Des mères plus ou moins stressées

L’étude sur l’ensemble de la cohorte a retrouvé que les femmes enceintes suite à une prise en charge en AMP présentaient significativement moins de stress ou de symptômes dépressifs que les femmes ayant une grossesse spontanée, que ce soit à 17 ou 30 SG. Il en est de même pour leur conjoint qui ont répondu au questionnaire à 17 SG. Les facteurs tels que l’âge, la parité et le niveau d’éducation ne semblaient pas affecter ces résultats. La relation conjugale était également significativement plus satisfaisante pour les couples dont la grossesse faisait suite à de l’AMP comparativement à ceux ayant une grossesse spontanée.

En revanche, pour les couples ayant eu une grossesse spontanée et une grossesse issue d’AMP, il a été trouvé que les femmes étaient significativement plus anxieuses ou dépressives à 17 SG pour leur grossesse suite à AMP par rapport à leur grossesse spontanée, ces résultats étaient similaires après ajustement sur l’âge, le niveau d’éducation et le fait que la grossesse suite à de l’AMP soit survenue en premier ou non. A 30 SG et pour les hommes, il n’y avait pas de différence significative retrouvée entre les 2 grossesses.

Les patientes enceintes suite à une prise en charge en AMP semblent moins stressées au cours de leur grossesse que celles de la population générale dont la grossesse est spontanée. Cela peut être expliqué par des modifications environnementales et peut-être une meilleure préparation à la venue de l’enfant à venir.

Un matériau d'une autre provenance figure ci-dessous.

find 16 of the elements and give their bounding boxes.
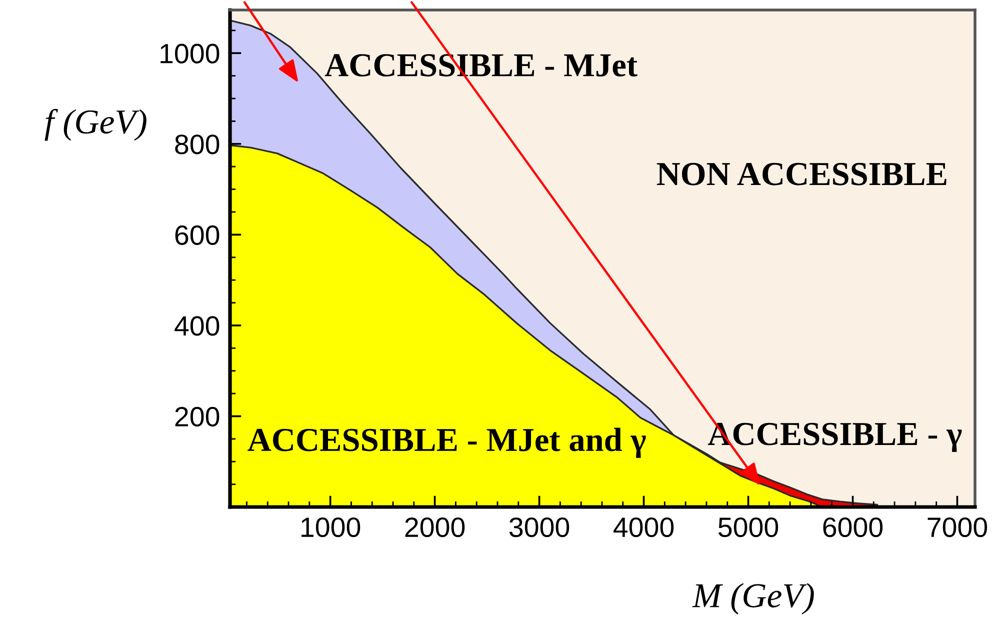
- y-axis-title: f (GeV): [44, 108, 146, 141]
- x-tick-label: 1000: [302, 517, 360, 538]
- x-tick-label: 4000: [614, 517, 674, 538]
- series-label: ACCESSIBLE - MJet and γ: [248, 428, 646, 458]
- y-tick-label: 400: [174, 316, 220, 336]
- x-tick-label: 7000: [928, 517, 988, 538]
- y-tick-label: 600: [175, 225, 220, 246]
- x-tick-label: 6000: [823, 517, 883, 538]
- x-tick-label: 2000: [405, 517, 465, 538]
- y-tick-label: 1000: [160, 44, 220, 64]
- annotation: NON ACCESSIBLE: [656, 162, 946, 186]
- x-axis-title: M (GeV): [692, 583, 814, 615]
- x-tick-label: 5000: [718, 517, 778, 538]
- x-tick-label: 3000: [509, 517, 570, 538]
- y-tick-label: 200: [175, 406, 220, 427]
- y-tick-label: 800: [175, 134, 220, 154]
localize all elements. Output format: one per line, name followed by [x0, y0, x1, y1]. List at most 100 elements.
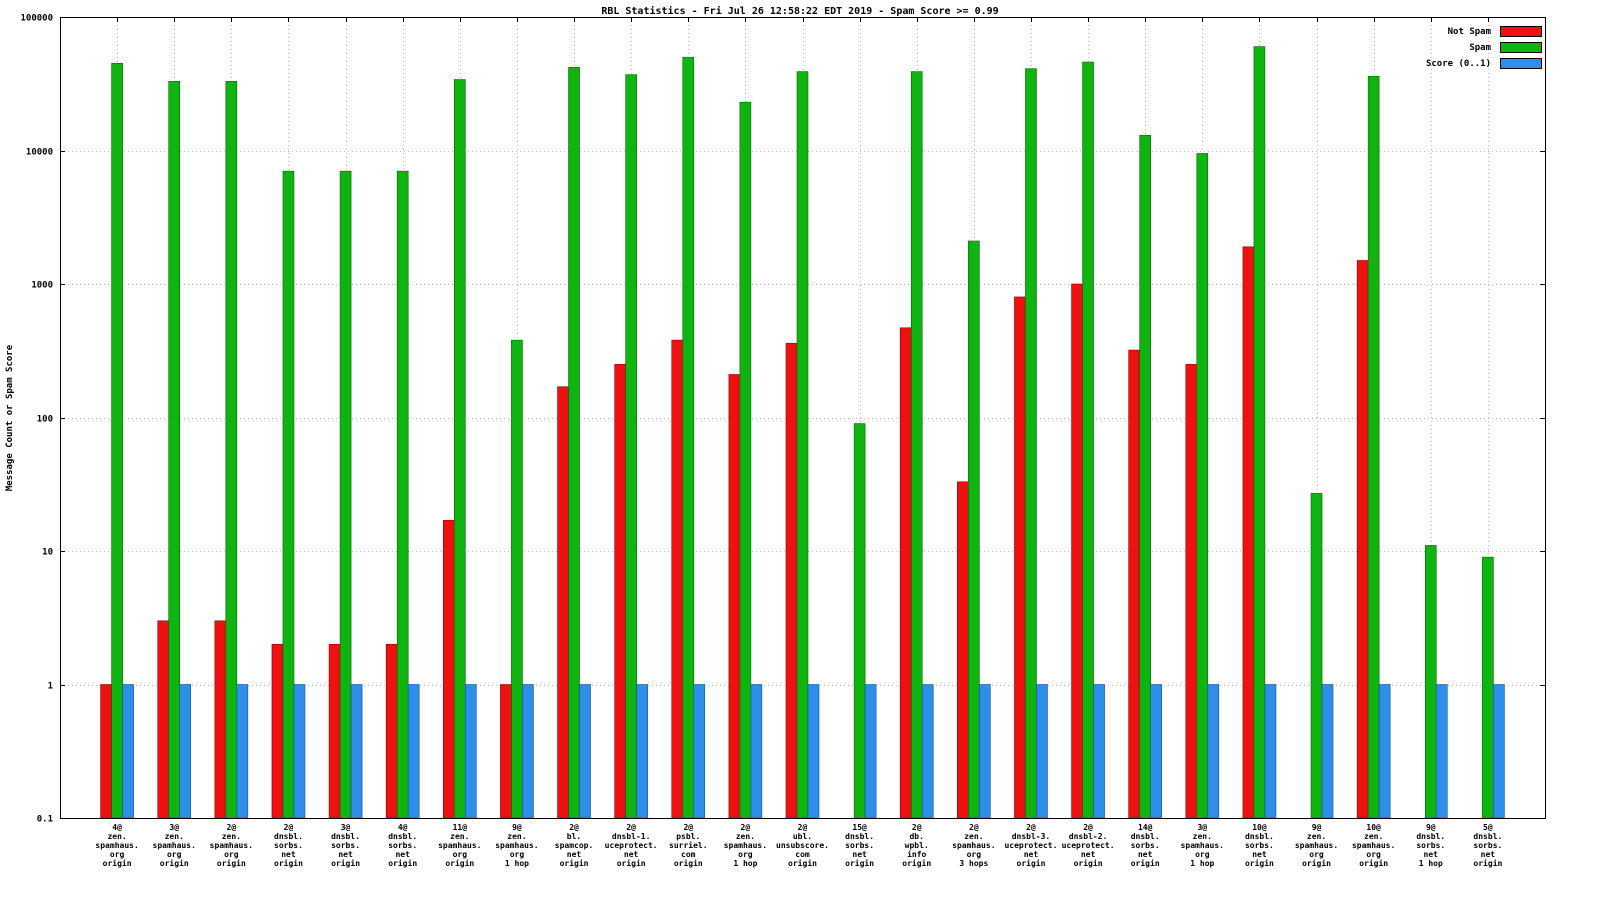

Les femmes ayant eu une grossesse spontanée et une grossesse issue d’AMP étaient significativement plus stressée en début de grossesse pour celle issue d’AMP probablement en lien avec un stress accru du risque de fausse couche.

Dr Marine Beaumont

Référence
Oftedal A, Tsotsi S, Kaasen A, et al. Anxiety and depression in expectant parents: ART versus spontaneous conception. Hum Reprod. 2023 Sep 5;38(9):1755-1760. doi: 10.1093/humrep/dead133.